A Lightweight Gradient-based Causal Discovery Framework with Applications to Complex Industrial Processes
Meiliang Liu, Huiwen Dong, Xiaoxiao Yang, Yunfang Xu, Zijin Li, Zhengye Si, Xinyue Yang, Zhiwen Zhao
TL;DR
This work tackles scalable causal discovery in multivariate time series by moving away from component-wise neural architectures. It introduces Gradient-based Causal Discovery (GCD), which uses a single MLP and applies L1 regularization on input-output gradients to infer Granger causality, complemented by a Phase-randomization Surrogate Statistical Test (PSST) for significance. Across benchmarks (Lorenz-96, DREAM4, CausalTime) and industrial datasets (Tennessee-Eastman, Ultra-processed Food, Debutanizer), GCD delivers superior accuracy while markedly reducing computational overhead. The approach offers a flexible, scalable tool for reconstructing causal structures in complex industrial systems and can be integrated with diverse forecasting backbones.
Abstract
With the advancement of deep learning technologies, various neural network-based Granger causality models have been proposed.

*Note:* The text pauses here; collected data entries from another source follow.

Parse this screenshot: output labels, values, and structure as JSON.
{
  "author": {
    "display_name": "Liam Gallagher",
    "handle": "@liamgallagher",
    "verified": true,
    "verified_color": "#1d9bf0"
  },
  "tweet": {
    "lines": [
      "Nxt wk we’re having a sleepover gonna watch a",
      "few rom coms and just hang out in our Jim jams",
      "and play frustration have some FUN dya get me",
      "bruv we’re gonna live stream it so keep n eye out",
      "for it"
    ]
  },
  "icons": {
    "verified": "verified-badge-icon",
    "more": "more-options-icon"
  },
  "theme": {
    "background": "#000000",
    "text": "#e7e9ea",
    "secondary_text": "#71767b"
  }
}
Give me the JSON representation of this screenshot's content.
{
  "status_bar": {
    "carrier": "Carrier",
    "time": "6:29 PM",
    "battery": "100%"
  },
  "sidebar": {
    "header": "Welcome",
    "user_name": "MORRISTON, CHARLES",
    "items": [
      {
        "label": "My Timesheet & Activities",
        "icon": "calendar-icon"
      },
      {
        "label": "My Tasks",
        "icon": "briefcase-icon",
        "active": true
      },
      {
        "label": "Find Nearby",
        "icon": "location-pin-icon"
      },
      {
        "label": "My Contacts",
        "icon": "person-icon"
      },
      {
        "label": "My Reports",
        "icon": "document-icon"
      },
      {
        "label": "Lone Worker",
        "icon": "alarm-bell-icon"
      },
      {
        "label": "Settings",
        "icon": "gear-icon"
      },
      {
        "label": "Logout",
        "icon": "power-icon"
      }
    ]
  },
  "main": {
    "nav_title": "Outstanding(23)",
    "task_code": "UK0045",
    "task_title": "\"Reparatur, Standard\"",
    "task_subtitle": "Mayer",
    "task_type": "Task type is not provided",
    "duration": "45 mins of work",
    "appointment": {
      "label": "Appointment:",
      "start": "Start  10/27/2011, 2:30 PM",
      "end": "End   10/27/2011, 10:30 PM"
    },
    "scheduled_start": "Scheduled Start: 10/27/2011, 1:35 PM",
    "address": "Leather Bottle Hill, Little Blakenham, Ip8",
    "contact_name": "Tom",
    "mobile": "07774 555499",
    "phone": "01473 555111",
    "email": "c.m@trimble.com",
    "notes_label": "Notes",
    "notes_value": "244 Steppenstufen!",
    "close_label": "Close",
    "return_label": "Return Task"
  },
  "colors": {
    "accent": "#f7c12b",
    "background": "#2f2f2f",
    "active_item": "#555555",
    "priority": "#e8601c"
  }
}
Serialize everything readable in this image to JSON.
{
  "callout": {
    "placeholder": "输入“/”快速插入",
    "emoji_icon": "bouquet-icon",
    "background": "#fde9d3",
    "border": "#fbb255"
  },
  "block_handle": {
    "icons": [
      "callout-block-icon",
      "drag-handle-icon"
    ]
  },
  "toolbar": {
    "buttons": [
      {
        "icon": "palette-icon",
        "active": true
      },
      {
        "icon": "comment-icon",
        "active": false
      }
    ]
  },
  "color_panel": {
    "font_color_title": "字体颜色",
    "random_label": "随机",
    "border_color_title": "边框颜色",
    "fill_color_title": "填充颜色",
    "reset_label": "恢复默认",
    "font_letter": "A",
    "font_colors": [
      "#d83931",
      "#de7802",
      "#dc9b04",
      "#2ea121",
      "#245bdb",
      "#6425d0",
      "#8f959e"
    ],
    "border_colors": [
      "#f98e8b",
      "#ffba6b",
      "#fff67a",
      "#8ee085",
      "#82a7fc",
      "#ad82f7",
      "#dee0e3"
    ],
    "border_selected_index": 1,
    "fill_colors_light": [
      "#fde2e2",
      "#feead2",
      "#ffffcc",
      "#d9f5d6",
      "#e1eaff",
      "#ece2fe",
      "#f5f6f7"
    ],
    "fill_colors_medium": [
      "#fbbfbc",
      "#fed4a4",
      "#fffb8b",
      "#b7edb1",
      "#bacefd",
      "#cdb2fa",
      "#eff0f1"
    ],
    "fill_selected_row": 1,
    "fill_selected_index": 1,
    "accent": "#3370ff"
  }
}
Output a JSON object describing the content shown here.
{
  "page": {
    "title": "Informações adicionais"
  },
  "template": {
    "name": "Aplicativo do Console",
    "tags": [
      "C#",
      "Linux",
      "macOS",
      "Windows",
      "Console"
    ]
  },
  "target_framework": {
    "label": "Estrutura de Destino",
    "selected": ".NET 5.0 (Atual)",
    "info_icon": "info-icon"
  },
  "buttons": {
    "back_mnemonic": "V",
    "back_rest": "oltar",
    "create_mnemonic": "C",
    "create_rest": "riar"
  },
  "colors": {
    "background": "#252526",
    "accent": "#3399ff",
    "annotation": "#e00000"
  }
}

Although these models have demonstrated notable improvements, several limitations remain. Most existing approaches adopt the component-wise architecture, necessitating the construction of a separate model for each time series, which results in substantial computational costs. In addition, imposing the sparsity-inducing penalty on the first-layer weights of the neural network to extract causal relationships weakens the model's ability to capture complex interactions. To address these limitations, we propose Gradient Regularization-based Neural Granger Causality (GRNGC), which requires only one time series prediction model and applies $L_{1}$ regularization to the gradient between model's input and output to infer Granger causality. Moreover, GRNGC is not tied to a specific time series forecasting model and can be implemented with diverse architectures such as KAN, MLP, and LSTM, offering enhanced flexibility. Numerical simulations on DREAM, Lorenz-96, fMRI BOLD, and CausalTime show that GRNGC outperforms existing baselines and significantly reduces computational overhead. Meanwhile, experiments on real-world DNA, Yeast, HeLa, and bladder urothelial carcinoma datasets further validate the model's effectiveness in reconstructing gene regulatory networks.